Il y avait eu désaccord entre les chefs sur le moment de l’action. Barbès, qui était allé dans l’Aude prendre part à la campagne électorale, eût voulu le retarder. Il avait, en tout cas, promis de revenir à Paris au premier signal. Blanqui et Martin-Bernard jugeant les circonstances favorables, croyant qu’une crise ministérielle, où toutes les fibres fortes du pouvoir sont relâchées et tous les esprits préoccupés des affaires publiques, leur offrait toutes les chances de succès, avaient fixé la prise d’armes au 5 mai.

Blanqui fit reculer la date de huit jours, afin que l’insurrection put mettre à profit le changement de la garnison de Paris et ne trouvât devant elle que des soldats inhabiles à retrouver leur chemin dans le lacis de vieilles rues propice aux mouvements révolutionnaires. Barbès, rappelé à Paris par Blanqui, refusa d’abord de venir, puis, sur une seconde lettre qui, selon une version d’un ancien compagnon de captivité des deux chefs révolutionnaires, piqua son courage en le mettant en doute, vint prendre son poste de combat.

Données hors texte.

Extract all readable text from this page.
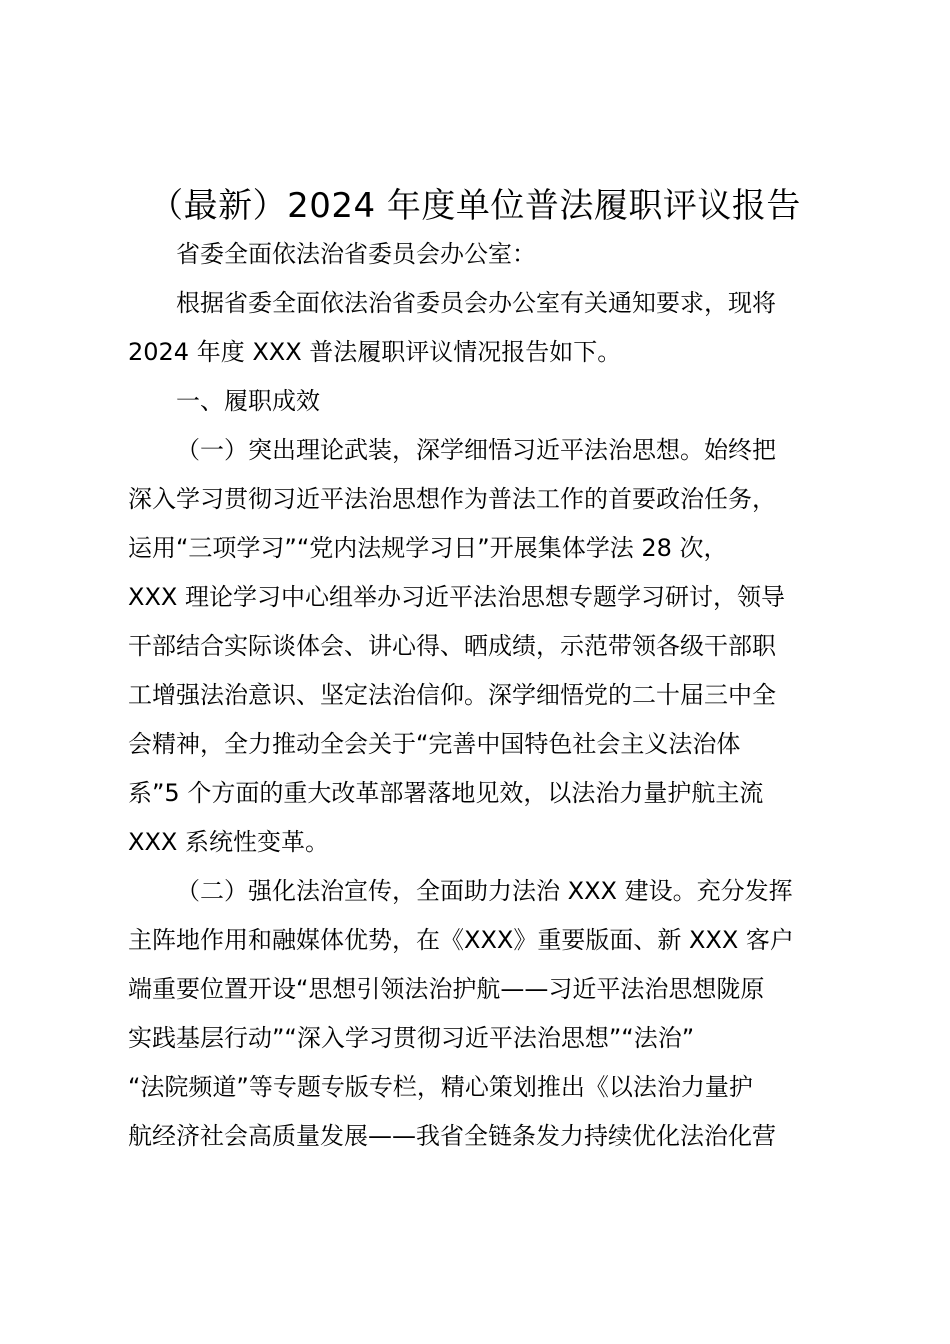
（最新）2024 年度单位普法履职评议报告

省委全面依法治省委员会办公室：

根据省委全面依法治省委员会办公室有关通知要求，现将
2024 年度 XXX 普法履职评议情况报告如下。

一、履职成效

（一）突出理论武装，深学细悟习近平法治思想。始终把
深入学习贯彻习近平法治思想作为普法工作的首要政治任务，
运用“三项学习”“党内法规学习日”开展集体学法 28 次，
XXX 理论学习中心组举办习近平法治思想专题学习研讨，领导
干部结合实际谈体会、讲心得、晒成绩，示范带领各级干部职
工增强法治意识、坚定法治信仰。深学细悟党的二十届三中全
会精神，全力推动全会关于“完善中国特色社会主义法治体
系”5 个方面的重大改革部署落地见效，以法治力量护航主流
XXX 系统性变革。

（二）强化法治宣传，全面助力法治 XXX 建设。充分发挥
主阵地作用和融媒体优势，在《XXX》重要版面、新 XXX 客户
端重要位置开设“思想引领法治护航——习近平法治思想陇原
实践基层行动”“深入学习贯彻习近平法治思想”“法治”
“法院频道”等专题专版专栏，精心策划推出《以法治力量护
航经济社会高质量发展——我省全链条发力持续优化法治化营
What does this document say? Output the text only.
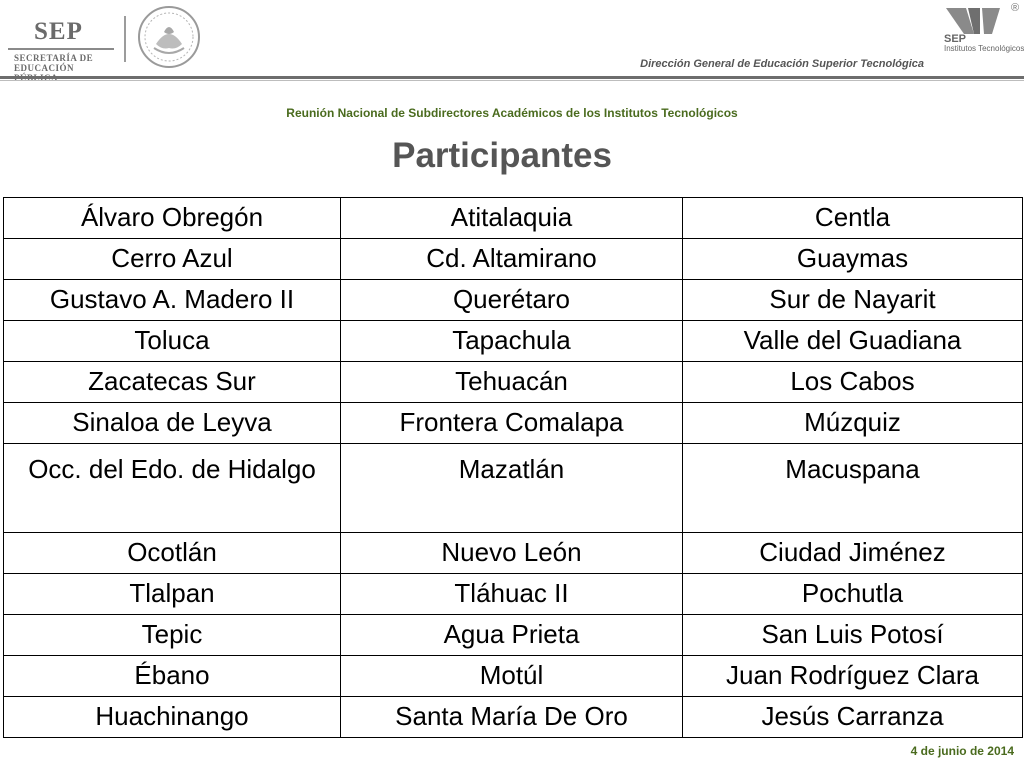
SEP
SECRETARÍA DE
EDUCACIÓN
®
SEP
Institutos Tecnológicos
Dirección General de Educación Superior Tecnológica
Reunión Nacional de Subdirectores Académicos de los Institutos Tecnológicos
Participantes
Álvaro Obregón	Atitalaquia	Centla
Cerro Azul	Cd. Altamirano	Guaymas
Gustavo A. Madero II	Querétaro	Sur de Nayarit
Toluca	Tapachula	Valle del Guadiana
Zacatecas Sur	Tehuacán	Los Cabos
Sinaloa de Leyva	Frontera Comalapa	Múzquiz
Occ. del Edo. de Hidalgo	Mazatlán	Macuspana
Ocotlán	Nuevo León	Ciudad Jiménez
Tlalpan	Tláhuac II	Pochutla
Tepic	Agua Prieta	San Luis Potosí
Ébano	Motúl	Juan Rodríguez Clara
Huachinango	Santa María De Oro	Jesús Carranza
4 de junio de 2014
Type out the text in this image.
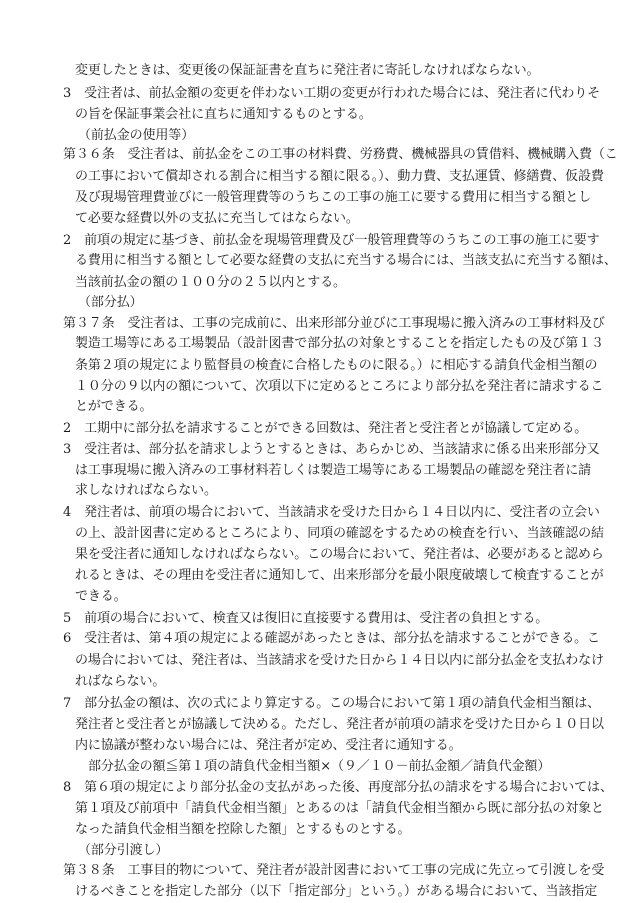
変更したときは、変更後の保証証書を直ちに発注者に寄託しなければならない。
3　受注者は、前払金額の変更を伴わない工期の変更が行われた場合には、発注者に代わりそ
の旨を保証事業会社に直ちに通知するものとする。
（前払金の使用等）
第３６条　受注者は、前払金をこの工事の材料費、労務費、機械器具の賃借料、機械購入費（こ
の工事において償却される割合に相当する額に限る。）、動力費、支払運賃、修繕費、仮設費
及び現場管理費並びに一般管理費等のうちこの工事の施工に要する費用に相当する額とし
て必要な経費以外の支払に充当してはならない。
2　前項の規定に基づき、前払金を現場管理費及び一般管理費等のうちこの工事の施工に要す
る費用に相当する額として必要な経費の支払に充当する場合には、当該支払に充当する額は、
当該前払金の額の１００分の２５以内とする。
（部分払）
第３７条　受注者は、工事の完成前に、出来形部分並びに工事現場に搬入済みの工事材料及び
製造工場等にある工場製品（設計図書で部分払の対象とすることを指定したもの及び第１３
条第２項の規定により監督員の検査に合格したものに限る。）に相応する請負代金相当額の
１０分の９以内の額について、次項以下に定めるところにより部分払を発注者に請求するこ
とができる。
2　工期中に部分払を請求することができる回数は、発注者と受注者とが協議して定める。
3　受注者は、部分払を請求しようとするときは、あらかじめ、当該請求に係る出来形部分又
は工事現場に搬入済みの工事材料若しくは製造工場等にある工場製品の確認を発注者に請
求しなければならない。
4　発注者は、前項の場合において、当該請求を受けた日から１４日以内に、受注者の立会い
の上、設計図書に定めるところにより、同項の確認をするための検査を行い、当該確認の結
果を受注者に通知しなければならない。この場合において、発注者は、必要があると認めら
れるときは、その理由を受注者に通知して、出来形部分を最小限度破壊して検査することが
できる。
5　前項の場合において、検査又は復旧に直接要する費用は、受注者の負担とする。
6　受注者は、第４項の規定による確認があったときは、部分払を請求することができる。こ
の場合においては、発注者は、当該請求を受けた日から１４日以内に部分払金を支払わなけ
ればならない。
7　部分払金の額は、次の式により算定する。この場合において第１項の請負代金相当額は、
発注者と受注者とが協議して決める。ただし、発注者が前項の請求を受けた日から１０日以
内に協議が整わない場合には、発注者が定め、受注者に通知する。
部分払金の額≦第１項の請負代金相当額×（９／１０－前払金額／請負代金額）
8　第６項の規定により部分払金の支払があった後、再度部分払の請求をする場合においては、
第１項及び前項中「請負代金相当額」とあるのは「請負代金相当額から既に部分払の対象と
なった請負代金相当額を控除した額」とするものとする。
（部分引渡し）
第３８条　工事目的物について、発注者が設計図書において工事の完成に先立って引渡しを受
けるべきことを指定した部分（以下「指定部分」という。）がある場合において、当該指定
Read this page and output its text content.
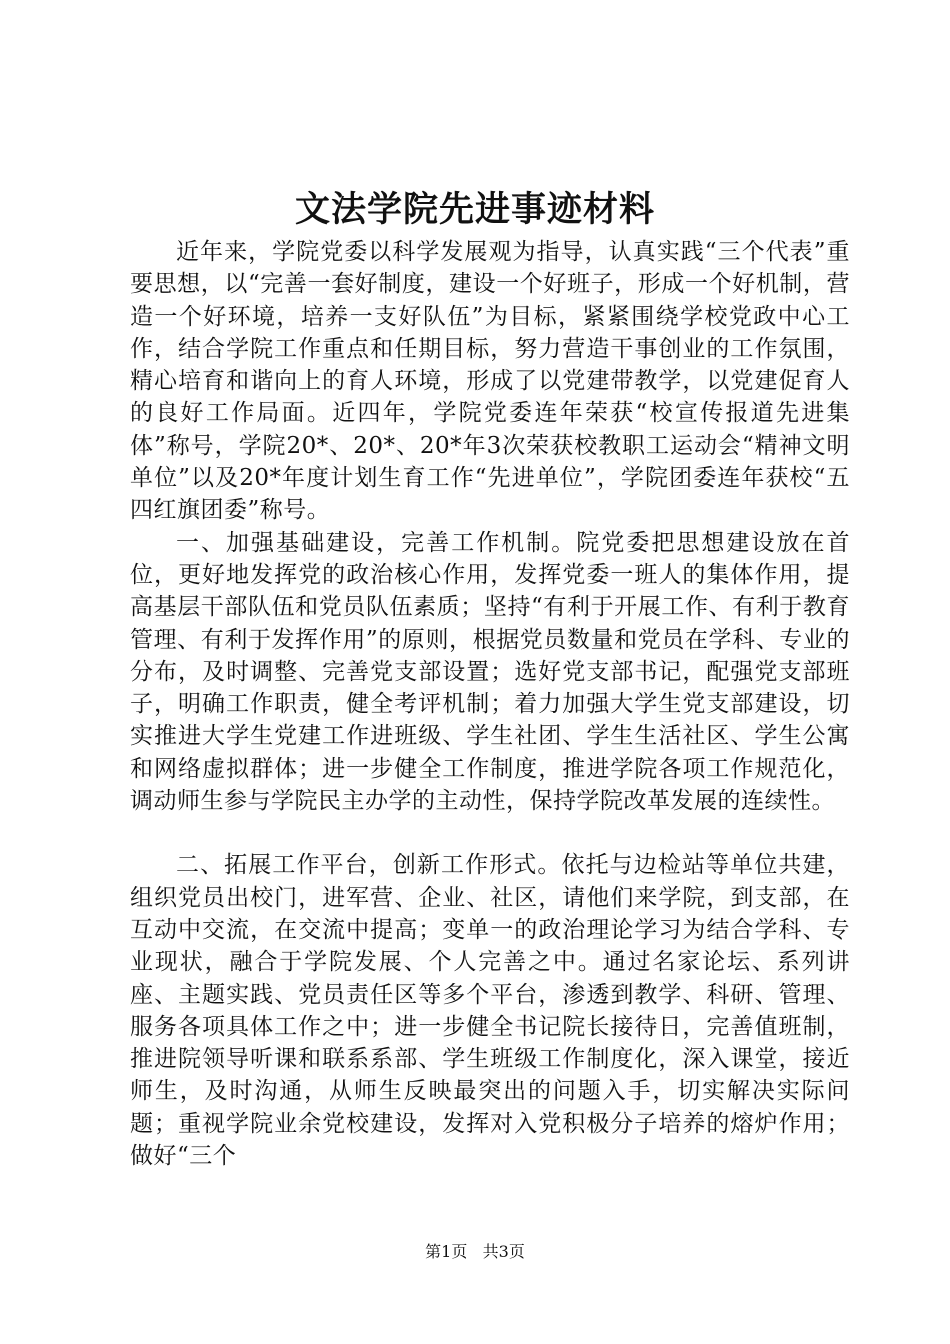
文法学院先进事迹材料

近年来，学院党委以科学发展观为指导，认真实践“三个代表”重要思想，以“完善一套好制度，建设一个好班子，形成一个好机制，营造一个好环境，培养一支好队伍”为目标，紧紧围绕学校党政中心工作，结合学院工作重点和任期目标，努力营造干事创业的工作氛围，精心培育和谐向上的育人环境，形成了以党建带教学，以党建促育人的良好工作局面。近四年，学院党委连年荣获“校宣传报道先进集体”称号，学院20*、20*、20*年3次荣获校教职工运动会“精神文明单位”以及20*年度计划生育工作“先进单位”，学院团委连年获校“五四红旗团委”称号。

一、加强基础建设，完善工作机制。院党委把思想建设放在首位，更好地发挥党的政治核心作用，发挥党委一班人的集体作用，提高基层干部队伍和党员队伍素质；坚持“有利于开展工作、有利于教育管理、有利于发挥作用”的原则，根据党员数量和党员在学科、专业的分布，及时调整、完善党支部设置；选好党支部书记，配强党支部班子，明确工作职责，健全考评机制；着力加强大学生党支部建设，切实推进大学生党建工作进班级、学生社团、学生生活社区、学生公寓和网络虚拟群体；进一步健全工作制度，推进学院各项工作规范化，调动师生参与学院民主办学的主动性，保持学院改革发展的连续性。

二、拓展工作平台，创新工作形式。依托与边检站等单位共建，组织党员出校门，进军营、企业、社区，请他们来学院，到支部，在互动中交流，在交流中提高；变单一的政治理论学习为结合学科、专业现状，融合于学院发展、个人完善之中。通过名家论坛、系列讲座、主题实践、党员责任区等多个平台，渗透到教学、科研、管理、服务各项具体工作之中；进一步健全书记院长接待日，完善值班制，推进院领导听课和联系系部、学生班级工作制度化，深入课堂，接近师生，及时沟通，从师生反映最突出的问题入手，切实解决实际问题；重视学院业余党校建设，发挥对入党积极分子培养的熔炉作用；做好“三个

第1页 共3页
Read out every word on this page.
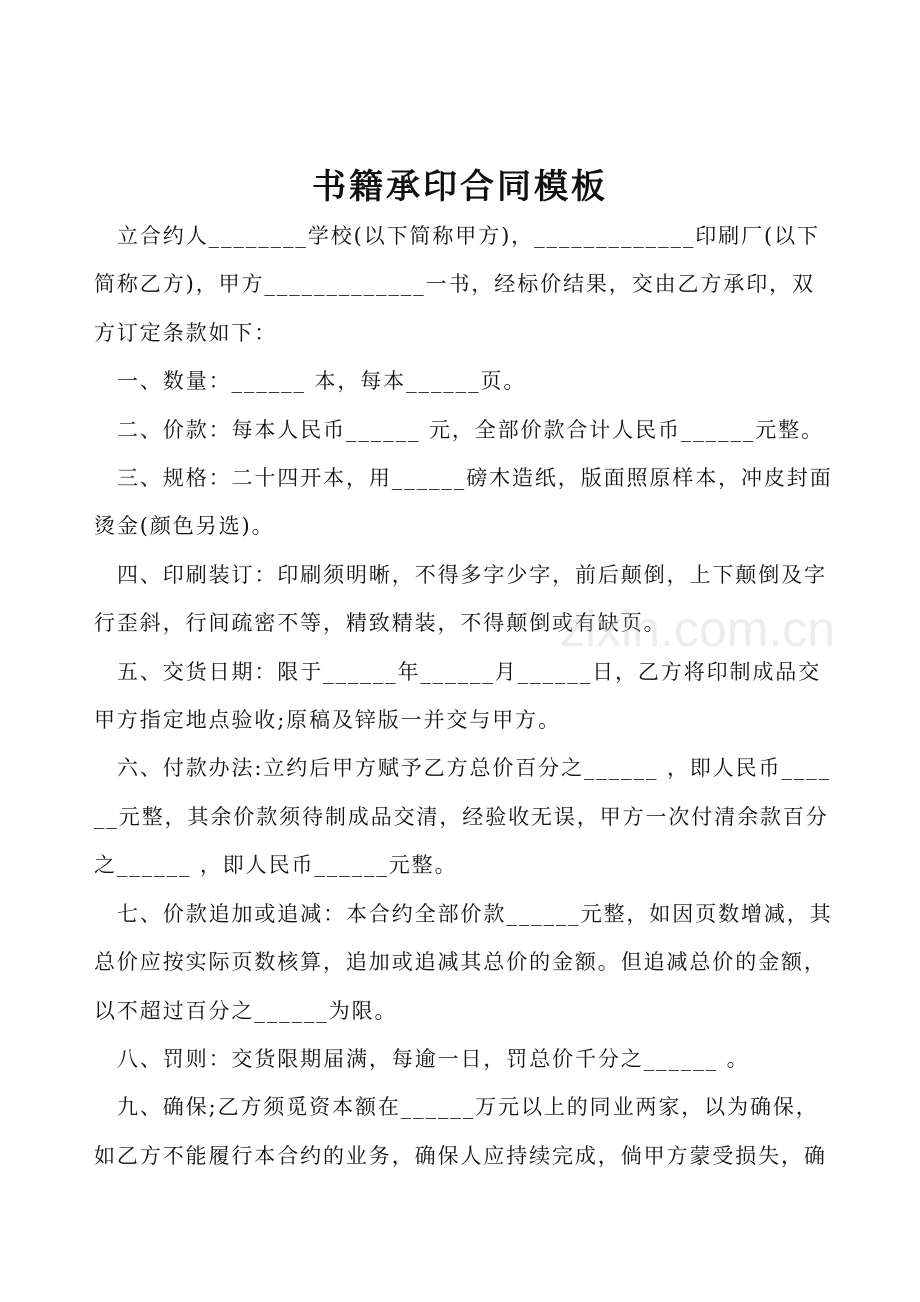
书籍承印合同模板

立合约人________学校(以下简称甲方)，_____________印刷厂(以下简称乙方)，甲方_____________一书，经标价结果，交由乙方承印，双方订定条款如下：

一、数量：______ 本，每本______页。

二、价款：每本人民币______ 元，全部价款合计人民币______元整。

三、规格：二十四开本，用______磅木造纸，版面照原样本，冲皮封面烫金(颜色另选)。

四、印刷装订：印刷须明晰，不得多字少字，前后颠倒，上下颠倒及字行歪斜，行间疏密不等，精致精装，不得颠倒或有缺页。

五、交货日期：限于______年______月______日，乙方将印制成品交甲方指定地点验收;原稿及锌版一并交与甲方。

六、付款办法:立约后甲方赋予乙方总价百分之______ ，即人民币______元整，其余价款须待制成品交清，经验收无误，甲方一次付清余款百分之______ ，即人民币______元整。

七、价款追加或追减：本合约全部价款______元整，如因页数增减，其总价应按实际页数核算，追加或追减其总价的金额。但追减总价的金额，以不超过百分之______为限。

八、罚则：交货限期届满，每逾一日，罚总价千分之______ 。

九、确保;乙方须觅资本额在______万元以上的同业两家，以为确保，如乙方不能履行本合约的业务，确保人应持续完成，倘甲方蒙受损失，确

zixin.com.cn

Dans le bref billet qui rappelait à Barbès l’engagement pris, Blanqui a-t-il vraiment dit à Barbès, dont il connaissait et appréciait la qualité maîtresse : « Tu es un lâche » ? Nous n’avons là-dessus que l’affirmation de Langlois, et elle peut être une interprétation. Sans doute Blanqui a-t-il dit : « Si tu ne reviens pas, nos amis diront que tu es un lâche ». Qu’on songe à la différence profonde qui existait entre eux : Blanqui, froid, précis, méthodique, calculateur ; Barbès, emporté, capricieux, déréglé, tout de premier mouvement. Le premier établit une discipline et s’y soumet ; le second veut bien imposer la sienne, mais n’en accepte aucune de bon gré.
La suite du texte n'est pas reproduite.